Asked if these streets felt haunted to him as a kid, Kennedy repeats the question. “Did it feel haunted? You know, down here is where the other part of my family lived. This is Main Street where Francis lived, and this is the house where he dropped Gerald, and this is also the street in The Flaming Corsage.”
But as a kid, was this just where you grew up, or was the place already haunted then?
“It was a very busy neighborhood. You know, there was a lot of stuff happening in it. There were factories on the edge of it. And bars all over the place. Here’s the church. That’s the parish house. This is where the nuns lived and taught. And right there lived the girl I was in love with in the sixth and seventh grade. She called me about 50 years after I’d last seen her and she said, I want to hear what’s going on. And this is the old United Traction Company trolley barn. That’s where the trolley comes out in Ironweed during the strike in 1901.”
It’s probably wise to accept that the word “haunted,” like the word “now,” like the city of Albany, means something different for Kennedy. Invention and imagination are required. Even cold, hard numbers can be mysterious. That’s what he’d been talking about before getting into the car, when I ask what the future looks like to him at 83. “I don’t feel like I’m in my 80s,” he says. “I know I am, and I creak like an 80-year-old, but I don’t think like an 80-year old, or an 83-year-old. Something else is going on in me. I don’t know what it is. I lasted for a while. I don’t know how it happened. I don’t know why it happened. I don’t have any models for this. Bellow wrote Ravelstein when he was about 84. It wasn’t his greatest book, but it was a pretty good one. I mean, if you’re not dead, and your writing’s not dead, you just keep going because that’s what authors do. I’m actually writing a play now. It’s a play I’ve been writing since the ’90s, and it’s only half done.

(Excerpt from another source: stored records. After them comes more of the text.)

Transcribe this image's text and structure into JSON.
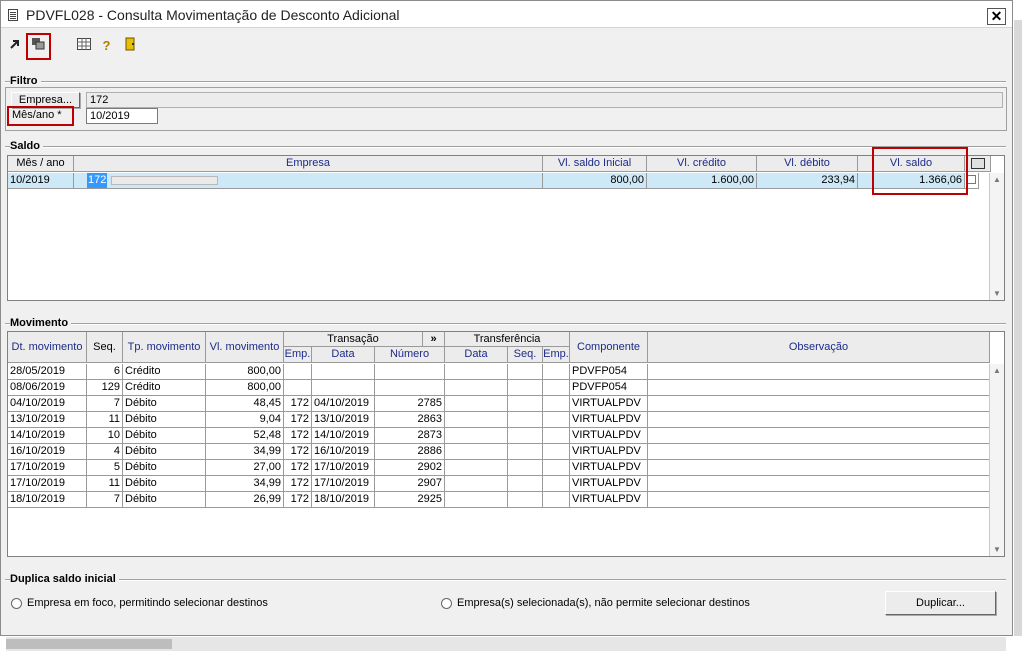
{
  "window": {
    "title": "PDVFL028 - Consulta Movimentação de Desconto Adicional",
    "close_label": "✕"
  },
  "toolbar": {
    "icons": [
      "export-icon",
      "windows-icon",
      "grid-icon",
      "help-icon",
      "exit-door-icon"
    ]
  },
  "filtro": {
    "group_label": "Filtro",
    "empresa_button": "Empresa...",
    "empresa_value": "172",
    "mesano_label": "Mês/ano *",
    "mesano_value": "10/2019"
  },
  "saldo": {
    "group_label": "Saldo",
    "headers": {
      "mes_ano": "Mês / ano",
      "empresa": "Empresa",
      "saldo_inicial": "Vl. saldo Inicial",
      "credito": "Vl. crédito",
      "debito": "Vl. débito",
      "saldo": "Vl. saldo"
    },
    "rows": [
      {
        "mes_ano": "10/2019",
        "empresa_code": "172",
        "saldo_inicial": "800,00",
        "credito": "1.600,00",
        "debito": "233,94",
        "saldo": "1.366,06"
      }
    ]
  },
  "movimento": {
    "group_label": "Movimento",
    "headers": {
      "dt": "Dt. movimento",
      "seq": "Seq.",
      "tp": "Tp. movimento",
      "vl": "Vl. movimento",
      "transacao": "Transação",
      "expand": "»",
      "transferencia": "Transferência",
      "emp": "Emp.",
      "data": "Data",
      "numero": "Número",
      "tdata": "Data",
      "tseq": "Seq.",
      "temp": "Emp.",
      "componente": "Componente",
      "observacao": "Observação"
    },
    "rows": [
      {
        "dt": "28/05/2019",
        "seq": "6",
        "tp": "Crédito",
        "vl": "800,00",
        "emp": "",
        "data": "",
        "numero": "",
        "comp": "PDVFP054"
      },
      {
        "dt": "08/06/2019",
        "seq": "129",
        "tp": "Crédito",
        "vl": "800,00",
        "emp": "",
        "data": "",
        "numero": "",
        "comp": "PDVFP054"
      },
      {
        "dt": "04/10/2019",
        "seq": "7",
        "tp": "Débito",
        "vl": "48,45",
        "emp": "172",
        "data": "04/10/2019",
        "numero": "2785",
        "comp": "VIRTUALPDV"
      },
      {
        "dt": "13/10/2019",
        "seq": "11",
        "tp": "Débito",
        "vl": "9,04",
        "emp": "172",
        "data": "13/10/2019",
        "numero": "2863",
        "comp": "VIRTUALPDV"
      },
      {
        "dt": "14/10/2019",
        "seq": "10",
        "tp": "Débito",
        "vl": "52,48",
        "emp": "172",
        "data": "14/10/2019",
        "numero": "2873",
        "comp": "VIRTUALPDV"
      },
      {
        "dt": "16/10/2019",
        "seq": "4",
        "tp": "Débito",
        "vl": "34,99",
        "emp": "172",
        "data": "16/10/2019",
        "numero": "2886",
        "comp": "VIRTUALPDV"
      },
      {
        "dt": "17/10/2019",
        "seq": "5",
        "tp": "Débito",
        "vl": "27,00",
        "emp": "172",
        "data": "17/10/2019",
        "numero": "2902",
        "comp": "VIRTUALPDV"
      },
      {
        "dt": "17/10/2019",
        "seq": "11",
        "tp": "Débito",
        "vl": "34,99",
        "emp": "172",
        "data": "17/10/2019",
        "numero": "2907",
        "comp": "VIRTUALPDV"
      },
      {
        "dt": "18/10/2019",
        "seq": "7",
        "tp": "Débito",
        "vl": "26,99",
        "emp": "172",
        "data": "18/10/2019",
        "numero": "2925",
        "comp": "VIRTUALPDV"
      }
    ]
  },
  "duplica": {
    "group_label": "Duplica saldo inicial",
    "option1": "Empresa em foco, permitindo selecionar destinos",
    "option2": "Empresa(s) selecionada(s), não permite selecionar destinos",
    "button": "Duplicar..."
  },
  "colors": {
    "highlight": "#c00000",
    "header_text": "#1e2a8a",
    "selected_row": "#cde8f6",
    "selection": "#3399ff"
  }
}
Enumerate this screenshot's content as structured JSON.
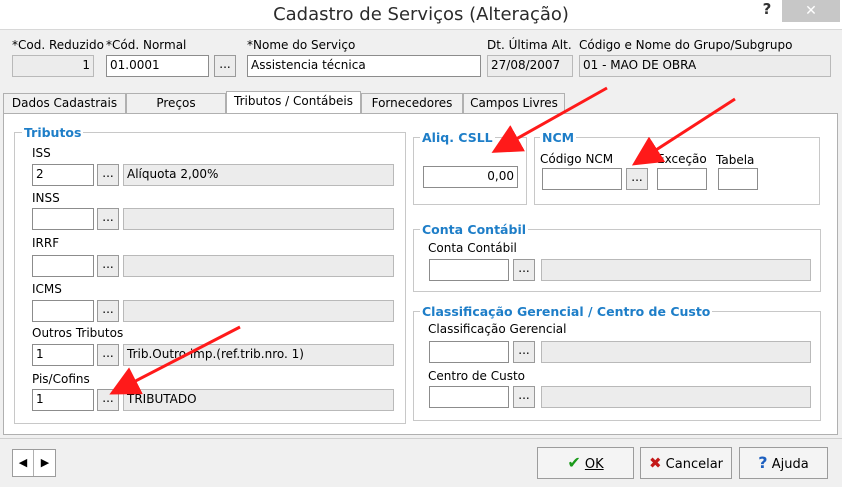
{
  "window": {
    "title": "Cadastro de Serviços (Alteração)",
    "help": "?",
    "close": "✕"
  },
  "header": {
    "cod_reduzido_label": "*Cod. Reduzido",
    "cod_reduzido_value": "1",
    "cod_normal_label": "*Cód. Normal",
    "cod_normal_value": "01.0001",
    "nome_label": "*Nome do Serviço",
    "nome_value": "Assistencia técnica",
    "dt_label": "Dt. Última Alt.",
    "dt_value": "27/08/2007",
    "grupo_label": "Código e Nome do Grupo/Subgrupo",
    "grupo_value": "01 - MAO DE OBRA"
  },
  "tabs": [
    {
      "label": "Dados Cadastrais"
    },
    {
      "label": "Preços"
    },
    {
      "label": "Tributos / Contábeis"
    },
    {
      "label": "Fornecedores"
    },
    {
      "label": "Campos Livres"
    }
  ],
  "tributos": {
    "title": "Tributos",
    "iss": {
      "label": "ISS",
      "code": "2",
      "desc": "Alíquota 2,00%"
    },
    "inss": {
      "label": "INSS",
      "code": "",
      "desc": ""
    },
    "irrf": {
      "label": "IRRF",
      "code": "",
      "desc": ""
    },
    "icms": {
      "label": "ICMS",
      "code": "",
      "desc": ""
    },
    "outros": {
      "label": "Outros Tributos",
      "code": "1",
      "desc": "Trib.Outro imp.(ref.trib.nro. 1)"
    },
    "pis": {
      "label": "Pis/Cofins",
      "code": "1",
      "desc": "TRIBUTADO"
    }
  },
  "csll": {
    "title": "Aliq. CSLL",
    "value": "0,00"
  },
  "ncm": {
    "title": "NCM",
    "codigo_label": "Código NCM",
    "excecao_label": "Exceção",
    "tabela_label": "Tabela"
  },
  "conta": {
    "title": "Conta Contábil",
    "label": "Conta Contábil"
  },
  "classif": {
    "title": "Classificação Gerencial / Centro de Custo",
    "classif_label": "Classificação Gerencial",
    "centro_label": "Centro de Custo"
  },
  "dots_label": "...",
  "footer": {
    "ok": "OK",
    "cancelar": "Cancelar",
    "ajuda": "Ajuda",
    "prev": "◀",
    "next": "▶"
  },
  "colors": {
    "accent": "#1e7ec8",
    "arrow": "#ff1a1a"
  }
}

Well, it’s more than half done, but half of it is well done, and the other half is rare and needs to be cooked. But I’ll get there.”
For the moment, though, he’s in the car, driving on through his ever-thrumming city. He gazes down another street. “I could name everyone who lived there,” he says. And then he does.
Edward Schwarzschild is the author of Responsible Men, a novel, and The Family Diamond, a collection of short stories.